We can apply these effects directly on the channel strip, but more often than not, we'll opt to use them in parallel on a return track.
There's a whole wide world of effects to explore and experiment with, so we won't attempt to detail every one of them here.
Instead, here are a few ideas on how you can use them creatively in your vocal mix.
Reverb / Delay - consider adding your favorite reverb and/or delay to a return track, followed by an EQ and a Compressor.
Make sure that the Dry/Wet of our reverb or delay plug-in is set to 100% "Wet" when being used on a return track!
We'll use the EQ to remove a significant amount of the low-end (try 250 Hz and up), and the Compressor to sidechain the reverb back to your vocal.
To do this, just select "Sidechain" in the Compressor, then choose the audio track that our vocal signal is coming from.

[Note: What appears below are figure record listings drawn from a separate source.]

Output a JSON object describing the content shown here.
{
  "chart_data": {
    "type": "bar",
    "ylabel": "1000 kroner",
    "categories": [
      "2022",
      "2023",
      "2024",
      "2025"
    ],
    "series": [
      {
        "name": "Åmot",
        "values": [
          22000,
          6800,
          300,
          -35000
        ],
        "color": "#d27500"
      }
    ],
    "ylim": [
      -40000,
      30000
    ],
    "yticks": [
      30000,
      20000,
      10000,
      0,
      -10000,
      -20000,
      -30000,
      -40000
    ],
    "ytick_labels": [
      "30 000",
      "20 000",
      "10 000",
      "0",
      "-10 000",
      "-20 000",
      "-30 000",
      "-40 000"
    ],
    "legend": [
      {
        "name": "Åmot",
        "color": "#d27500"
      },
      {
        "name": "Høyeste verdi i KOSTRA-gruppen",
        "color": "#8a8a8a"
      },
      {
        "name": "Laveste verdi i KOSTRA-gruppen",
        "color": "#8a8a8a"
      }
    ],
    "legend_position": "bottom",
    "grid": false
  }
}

This will cause the reverb to duck when the vocal is active, then swell in once the vocal signal stops, allowing us to preserve a mostly-clean vocal while still producing the spacious sound that we want from our chosen reverb or delay.
Consider controlling how much of your vocal is sent to this return track with automation. That way, you can control the vibe of your vocal mix dynamically throughout the entire track.
Chorus - we love adding Chorus to a return track with the mix at 100% and subsequently sending a variety of different track elements to it throughout our song.
Oftentimes, we'll send vocals, guitars, keys, and more to the same chorus bus, allowing us to create a cohesive stereo width that can be blended into our track alongside our main instrument groups.
That sums it up for our deep dive into the five most important elements of a professional vocal mix.
Building a the right vocal chain can be a daunting undertaking, but it doesn't have to be.
Start by mastering the essentials and using your ear to determine what sounds best to you!